Siamo democratici, d’accordo, ma con baratri spaventosi di povertà, di diseguaglianza, di esclusione, di scarto. Nelle banlieues parigine la disoccupazione è al 50 per cento, quando ci fu la ribellione del 2005 il presidente della repubblica Nicolas Sarkozy li chiamò racaille, feccia. Dove sono l’integrazione e la “fraternité”? Come puoi dire che la tua civiltà è  indiscutibile e l’altro è il mostro che l’aggredisce?

Che terrorismo è quello dell’Isis, secondo lei?

Il terrorismo è sempre un partito armato. “Partito” vuol dire che si costituisce nella sfera della politica, non c’è niente che lo genera direttamente: né la povertà, né la miseria, né la disperazione, né la religione. Tale costituzione politica può poi essere più o meno facilitata dalle condizioni ambientali. E allora, come accade in Francia e in Belgio, la capacità di reclutamento è maggiore.

C’è una fortissima crisi culturale interna all’islam.
Assolutamente sì. Ogni idea forte contiene il rischio del fondamentalismo, che vuol dire la negazione dell’altro. Ma non si sfugge a questo rischio slittando verso il relativismo e il pensiero debole, che è inutile all’umanità. Bisogna contrastare il pericolo dall’interno.

Da una parte c’è chi uccide in nome di Dio, dall’altra c’è un mondo che si è allontanato da Dio fino a renderlo irrilevante. I foreign fighters sono andati in Siria per fuggire dal Nulla.
Siamo di fronte a un mistero della vita umana, è difficile dare risposte; non le abbiamo nemmeno per una madre che uccide suo figlio tra le mura di casa. Ed è per questo che io, non credente, sono commosso quando penso al Giubileo della misericordia. E’ la risposta che l’uomo sincero attende di fronte all’esplosione della violenza. 

Che cosa le fa dire questo?
Avverto che la misericordia è la questione chiave, il culmine del bisogno ultimo di noi uomini di guardare l’altro negli occhi. Le discussioni sul rinvio del Giubileo sono insensate, non tanto per ragioni di sicurezza, ma per la diversità abissale che c’è tra la conferma del Giubileo e il petto gonfio di chi proclama la guerra. E comunque, conosco l’obiezione.

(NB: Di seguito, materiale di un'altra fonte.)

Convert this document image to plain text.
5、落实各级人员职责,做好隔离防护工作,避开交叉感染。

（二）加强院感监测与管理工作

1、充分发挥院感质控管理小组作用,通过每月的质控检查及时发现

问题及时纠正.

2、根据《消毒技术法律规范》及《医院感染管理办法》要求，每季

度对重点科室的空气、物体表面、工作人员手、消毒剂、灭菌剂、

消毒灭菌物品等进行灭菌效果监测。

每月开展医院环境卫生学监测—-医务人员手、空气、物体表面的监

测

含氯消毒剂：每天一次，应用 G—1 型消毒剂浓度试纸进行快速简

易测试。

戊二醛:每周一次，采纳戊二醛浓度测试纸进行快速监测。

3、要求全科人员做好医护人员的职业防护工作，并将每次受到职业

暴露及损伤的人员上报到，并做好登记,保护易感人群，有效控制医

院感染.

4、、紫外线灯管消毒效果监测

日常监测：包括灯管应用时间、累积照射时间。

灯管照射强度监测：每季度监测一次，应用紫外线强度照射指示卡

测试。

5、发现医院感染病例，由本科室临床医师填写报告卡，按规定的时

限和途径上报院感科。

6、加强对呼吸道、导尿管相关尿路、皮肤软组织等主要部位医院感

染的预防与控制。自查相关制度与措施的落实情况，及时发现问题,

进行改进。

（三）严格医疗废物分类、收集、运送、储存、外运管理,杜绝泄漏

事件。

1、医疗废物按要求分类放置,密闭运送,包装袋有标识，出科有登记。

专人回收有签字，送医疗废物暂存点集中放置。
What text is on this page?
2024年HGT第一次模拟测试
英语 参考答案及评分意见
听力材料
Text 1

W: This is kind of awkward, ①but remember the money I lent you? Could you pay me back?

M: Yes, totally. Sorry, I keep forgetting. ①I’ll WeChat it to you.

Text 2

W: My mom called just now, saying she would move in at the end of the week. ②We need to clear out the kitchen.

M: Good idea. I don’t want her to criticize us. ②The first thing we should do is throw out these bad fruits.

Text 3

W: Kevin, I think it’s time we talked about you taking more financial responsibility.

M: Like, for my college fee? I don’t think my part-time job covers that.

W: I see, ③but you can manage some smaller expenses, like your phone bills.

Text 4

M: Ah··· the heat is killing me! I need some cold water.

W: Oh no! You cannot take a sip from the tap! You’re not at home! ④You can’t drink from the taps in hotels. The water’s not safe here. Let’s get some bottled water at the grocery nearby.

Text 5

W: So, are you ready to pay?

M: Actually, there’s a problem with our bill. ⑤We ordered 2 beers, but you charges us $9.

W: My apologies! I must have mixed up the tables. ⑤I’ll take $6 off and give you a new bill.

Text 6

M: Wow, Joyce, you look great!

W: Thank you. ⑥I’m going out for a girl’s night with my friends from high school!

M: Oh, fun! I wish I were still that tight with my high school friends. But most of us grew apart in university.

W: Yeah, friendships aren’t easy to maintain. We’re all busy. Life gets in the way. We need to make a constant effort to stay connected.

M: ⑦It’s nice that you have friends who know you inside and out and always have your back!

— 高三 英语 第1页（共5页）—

Lo ha detto lei: non sono credente.
Francesco risponderebbe che devo seguire la mia coscienza. Credenti o non credenti, noi uomini non abbiamo degli “statuti speciali” per vivere. Anche la coscienza non è un’istantanea, ma il frutto di un processo; esattamente come la fede, quando è vissuta autenticamente, non lascia in pace. 

E che cosa dice la coscienza?
Coscienza non è fare quello che vuoi, o che desideri o che ti piace. E’ un processo di costruzione del rapporto con l’altro e con il nostro essere uomini. 

Cosa si deve fare in Siria e Iraq, presidente Bertinotti?
Mi viene in mente una ballata di Dario Fo, quando dice che siamo tutti uniti, ma il nemico marcia alla nostra testa. Direi due cose: la prima, abbandonare l’idea di essere noi a fare la guerra. La seconda, ricostruire la mappa degli amici e dei nemici con un profondo processo di revisione critica. Gli stati dell’occidente hanno scelto come alleato di volta in volta il nemico del proprio nemico, e così hanno creato il mostro. Chi finanzia il Daesh se non l’Arabia Saudita e il Qatar? Ma chi è alleato di queste forze? Cominciamo con l’abbandonare il terreno delle complicità. 

Si può colmare il nostro vuoto? 

Se invece delle visioni apologetiche che diffondiamo a quattro mani sulla nostra civiltà ci interrogassimo sulla sua crisi, forse potremmo ricominciare a ricostruire il dialogo tra gli uomini.

Ma che cosa ridà un volto umano agli uomini?
La relazione con l’altro. Occorre ricostruire le relazioni dopo che sono state sequestrate dal mercato, che è lo stravolgimento della relazione perché la trasforma in merce, alienando e massificando il mondo. E’ qui che il gigante ha i piedi d’argilla.

E quali relazioni ci faranno uscire dal Nulla?
Nella storia si sono accese tante luci, come il cristianesimo e il movimento operaio. Ripartiamo da quelle.